Because becoming who you are—whether that’s as a doctor, a leader, a parent, or a person—is never an entirely benign procedure.
It leaves its mark.
And if we’re lucky, that mark becomes something meaningful.
Favorite Quote, Insight, & Principle
Quote: “Uncertainty is the central fact of medicine, though it is the last thing the public wants to hear.”
Insight: Medical school is a journey of discovery: you learn about medicine, but you also learn about yourself.
Principle: The terror of incompetence is the universal terror of medical school; it is what drives us to study until the library closes and beyond.
Author: Perri Klass
Themes: Patient care, Medical school, Residency, Medicine
First tries get all the attention. They come with anticipation, with pressure, with the bright shine of potential. But it’s the second tries—the quiet ones, the gritty ones—that often carry the most weight.
Chris Gardner didn’t find his purpose on the first swing. He found it in the darkness—homeless, broke, scared—but still showing up in a suit for an unpaid internship because his son was watching. The Pursuit of Happyness isn’t just a story of success. It’s a story of refusal. Refusal to quit. Refusal to let the first try define him.
Bill Clinton’s My Life reminds us that even when the whole world is watching, you’re still just a person figuring things out. That growth isn’t a straight line. That after every triumph and every mistake, the work of becoming never stops.

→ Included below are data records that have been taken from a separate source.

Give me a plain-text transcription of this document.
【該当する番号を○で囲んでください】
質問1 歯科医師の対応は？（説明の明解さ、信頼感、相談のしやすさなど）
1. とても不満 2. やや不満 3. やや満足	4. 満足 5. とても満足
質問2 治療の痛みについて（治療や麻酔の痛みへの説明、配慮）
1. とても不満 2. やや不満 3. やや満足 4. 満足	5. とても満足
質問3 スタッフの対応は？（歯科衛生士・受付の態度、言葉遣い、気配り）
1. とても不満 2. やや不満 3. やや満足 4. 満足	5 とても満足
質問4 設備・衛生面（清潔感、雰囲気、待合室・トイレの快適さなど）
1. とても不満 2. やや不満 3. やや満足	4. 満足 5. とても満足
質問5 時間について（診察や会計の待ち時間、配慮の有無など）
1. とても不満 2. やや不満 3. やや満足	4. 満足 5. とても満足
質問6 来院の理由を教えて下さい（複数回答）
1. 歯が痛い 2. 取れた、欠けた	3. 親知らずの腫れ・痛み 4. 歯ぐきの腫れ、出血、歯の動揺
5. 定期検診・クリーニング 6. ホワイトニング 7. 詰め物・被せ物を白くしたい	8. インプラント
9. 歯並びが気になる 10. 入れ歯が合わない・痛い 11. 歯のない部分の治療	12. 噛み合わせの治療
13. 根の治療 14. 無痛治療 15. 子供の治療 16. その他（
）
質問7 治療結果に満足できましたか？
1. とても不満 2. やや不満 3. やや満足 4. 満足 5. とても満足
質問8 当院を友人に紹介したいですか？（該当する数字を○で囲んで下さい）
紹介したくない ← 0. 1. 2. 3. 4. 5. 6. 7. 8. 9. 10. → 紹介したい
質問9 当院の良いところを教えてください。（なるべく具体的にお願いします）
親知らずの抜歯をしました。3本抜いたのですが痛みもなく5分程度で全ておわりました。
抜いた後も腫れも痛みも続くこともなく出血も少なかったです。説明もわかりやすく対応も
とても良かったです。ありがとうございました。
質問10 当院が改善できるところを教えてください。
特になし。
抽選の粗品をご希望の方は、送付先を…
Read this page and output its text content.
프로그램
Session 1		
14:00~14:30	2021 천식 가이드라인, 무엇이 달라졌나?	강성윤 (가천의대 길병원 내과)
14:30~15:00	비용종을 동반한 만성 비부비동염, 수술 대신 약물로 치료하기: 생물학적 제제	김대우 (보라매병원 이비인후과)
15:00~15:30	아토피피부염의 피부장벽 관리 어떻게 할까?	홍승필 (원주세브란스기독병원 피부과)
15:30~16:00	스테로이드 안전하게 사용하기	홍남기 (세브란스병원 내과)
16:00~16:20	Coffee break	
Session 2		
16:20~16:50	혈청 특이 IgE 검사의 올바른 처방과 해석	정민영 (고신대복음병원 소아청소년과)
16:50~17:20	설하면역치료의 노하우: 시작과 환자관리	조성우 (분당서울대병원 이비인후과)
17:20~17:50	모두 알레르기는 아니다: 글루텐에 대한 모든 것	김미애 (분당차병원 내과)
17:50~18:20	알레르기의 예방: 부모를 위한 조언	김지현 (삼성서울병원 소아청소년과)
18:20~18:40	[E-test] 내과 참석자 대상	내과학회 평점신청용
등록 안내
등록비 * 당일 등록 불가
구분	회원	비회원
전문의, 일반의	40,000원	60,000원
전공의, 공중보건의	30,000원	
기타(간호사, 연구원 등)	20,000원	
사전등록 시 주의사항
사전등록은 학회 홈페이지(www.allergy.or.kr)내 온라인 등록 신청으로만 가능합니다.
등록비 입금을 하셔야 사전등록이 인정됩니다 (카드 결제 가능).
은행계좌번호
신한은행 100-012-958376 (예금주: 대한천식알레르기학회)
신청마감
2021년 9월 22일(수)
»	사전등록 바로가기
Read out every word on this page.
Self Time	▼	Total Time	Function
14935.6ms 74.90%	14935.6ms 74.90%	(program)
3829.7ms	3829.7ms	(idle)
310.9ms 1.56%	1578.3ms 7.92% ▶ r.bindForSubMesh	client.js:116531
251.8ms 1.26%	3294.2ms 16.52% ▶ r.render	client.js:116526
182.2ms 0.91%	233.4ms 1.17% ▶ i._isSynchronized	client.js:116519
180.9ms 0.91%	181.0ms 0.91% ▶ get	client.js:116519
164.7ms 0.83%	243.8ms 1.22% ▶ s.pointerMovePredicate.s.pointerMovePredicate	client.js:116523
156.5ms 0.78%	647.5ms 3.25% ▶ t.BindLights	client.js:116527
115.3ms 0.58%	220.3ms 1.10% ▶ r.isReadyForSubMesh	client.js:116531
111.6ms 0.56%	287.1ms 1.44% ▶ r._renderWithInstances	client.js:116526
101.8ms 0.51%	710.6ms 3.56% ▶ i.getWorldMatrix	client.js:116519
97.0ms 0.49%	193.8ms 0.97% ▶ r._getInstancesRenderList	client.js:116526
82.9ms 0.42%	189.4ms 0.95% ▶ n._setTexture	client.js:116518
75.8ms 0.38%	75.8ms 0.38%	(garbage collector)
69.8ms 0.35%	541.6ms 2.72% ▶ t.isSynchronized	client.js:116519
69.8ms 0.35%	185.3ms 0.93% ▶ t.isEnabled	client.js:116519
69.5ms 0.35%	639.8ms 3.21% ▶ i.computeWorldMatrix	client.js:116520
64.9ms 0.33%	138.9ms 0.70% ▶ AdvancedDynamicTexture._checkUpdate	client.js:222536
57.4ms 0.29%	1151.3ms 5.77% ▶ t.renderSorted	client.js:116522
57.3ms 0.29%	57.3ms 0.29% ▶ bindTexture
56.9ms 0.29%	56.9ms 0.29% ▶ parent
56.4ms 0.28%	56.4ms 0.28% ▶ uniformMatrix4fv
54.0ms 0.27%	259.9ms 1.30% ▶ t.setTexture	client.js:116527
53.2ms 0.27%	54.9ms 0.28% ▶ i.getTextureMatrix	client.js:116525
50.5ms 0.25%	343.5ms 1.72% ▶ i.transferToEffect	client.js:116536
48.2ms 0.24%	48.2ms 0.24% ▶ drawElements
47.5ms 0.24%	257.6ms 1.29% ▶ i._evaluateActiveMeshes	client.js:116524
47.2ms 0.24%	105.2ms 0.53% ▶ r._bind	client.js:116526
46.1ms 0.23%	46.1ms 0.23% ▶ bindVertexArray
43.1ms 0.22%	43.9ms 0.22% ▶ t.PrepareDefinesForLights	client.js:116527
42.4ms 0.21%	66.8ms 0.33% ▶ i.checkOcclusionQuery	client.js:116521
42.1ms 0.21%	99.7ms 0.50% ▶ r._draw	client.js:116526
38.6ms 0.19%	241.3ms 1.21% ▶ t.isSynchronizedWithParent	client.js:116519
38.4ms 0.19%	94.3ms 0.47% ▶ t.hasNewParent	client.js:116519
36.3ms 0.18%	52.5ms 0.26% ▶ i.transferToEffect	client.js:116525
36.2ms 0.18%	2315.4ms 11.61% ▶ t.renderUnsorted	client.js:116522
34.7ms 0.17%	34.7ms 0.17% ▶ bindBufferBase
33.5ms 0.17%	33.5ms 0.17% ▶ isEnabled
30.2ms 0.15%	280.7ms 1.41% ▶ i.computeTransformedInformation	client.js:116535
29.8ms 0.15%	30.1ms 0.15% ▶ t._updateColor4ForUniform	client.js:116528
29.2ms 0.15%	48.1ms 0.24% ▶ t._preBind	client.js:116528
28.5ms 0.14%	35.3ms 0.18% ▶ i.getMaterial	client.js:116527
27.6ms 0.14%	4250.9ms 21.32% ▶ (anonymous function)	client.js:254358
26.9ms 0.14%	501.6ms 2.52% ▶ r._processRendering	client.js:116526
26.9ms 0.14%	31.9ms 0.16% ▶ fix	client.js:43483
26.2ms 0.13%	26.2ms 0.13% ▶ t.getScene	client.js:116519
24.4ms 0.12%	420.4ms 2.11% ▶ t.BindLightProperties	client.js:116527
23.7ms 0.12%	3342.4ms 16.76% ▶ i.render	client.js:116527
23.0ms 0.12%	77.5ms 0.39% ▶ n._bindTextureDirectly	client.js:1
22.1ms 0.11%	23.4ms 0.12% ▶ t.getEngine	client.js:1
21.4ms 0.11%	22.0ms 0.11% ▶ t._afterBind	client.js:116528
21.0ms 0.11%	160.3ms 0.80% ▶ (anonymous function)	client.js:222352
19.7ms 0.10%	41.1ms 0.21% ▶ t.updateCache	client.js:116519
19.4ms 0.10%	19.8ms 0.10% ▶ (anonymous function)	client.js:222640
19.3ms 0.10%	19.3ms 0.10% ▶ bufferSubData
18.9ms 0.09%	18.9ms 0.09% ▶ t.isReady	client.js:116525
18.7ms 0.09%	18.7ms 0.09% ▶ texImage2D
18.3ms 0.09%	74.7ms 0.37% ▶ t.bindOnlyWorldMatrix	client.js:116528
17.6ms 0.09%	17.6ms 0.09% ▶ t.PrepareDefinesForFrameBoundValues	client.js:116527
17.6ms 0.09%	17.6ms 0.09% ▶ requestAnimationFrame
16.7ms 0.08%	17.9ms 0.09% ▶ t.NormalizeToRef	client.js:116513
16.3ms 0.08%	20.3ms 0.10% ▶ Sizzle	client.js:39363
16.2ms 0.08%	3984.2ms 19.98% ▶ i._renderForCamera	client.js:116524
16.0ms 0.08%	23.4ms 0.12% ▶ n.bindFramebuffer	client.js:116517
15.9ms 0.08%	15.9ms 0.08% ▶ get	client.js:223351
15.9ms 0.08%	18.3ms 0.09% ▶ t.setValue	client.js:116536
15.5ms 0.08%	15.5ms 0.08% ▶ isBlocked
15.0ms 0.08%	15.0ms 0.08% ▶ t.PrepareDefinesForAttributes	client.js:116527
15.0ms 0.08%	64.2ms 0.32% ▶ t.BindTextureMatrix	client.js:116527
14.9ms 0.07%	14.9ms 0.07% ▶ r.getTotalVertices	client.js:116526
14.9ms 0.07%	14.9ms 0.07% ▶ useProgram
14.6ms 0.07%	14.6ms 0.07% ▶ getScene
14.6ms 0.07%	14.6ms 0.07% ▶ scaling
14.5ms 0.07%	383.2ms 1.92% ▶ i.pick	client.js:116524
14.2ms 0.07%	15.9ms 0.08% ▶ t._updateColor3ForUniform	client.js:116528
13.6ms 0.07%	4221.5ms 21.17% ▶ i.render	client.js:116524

And Perri Klass shows us that becoming a doctor isn’t just about passing exams—it’s about surviving your own doubt. About coming back after long nights, hard critiques, and the fear of not being good enough, and still choosing to put on the coat and try again.
The thread between them—and maybe between all of us—isn’t perfection. It’s persistence.
Because the truth is, most of life is made in the second tries.
The ones that don’t look heroic. The ones that start quietly, with no guarantees. The ones that happen after the applause has stopped.
That’s where the real stories live.
And maybe that’s the invitation this week: to let go of the myth that greatness happens on the first attempt. To see your stumbles not as signs to stop, but as signals that something better might be waiting—if you’re willing to keep going.
You don’t need to be brilliant the first time.
You just need the courage to try again.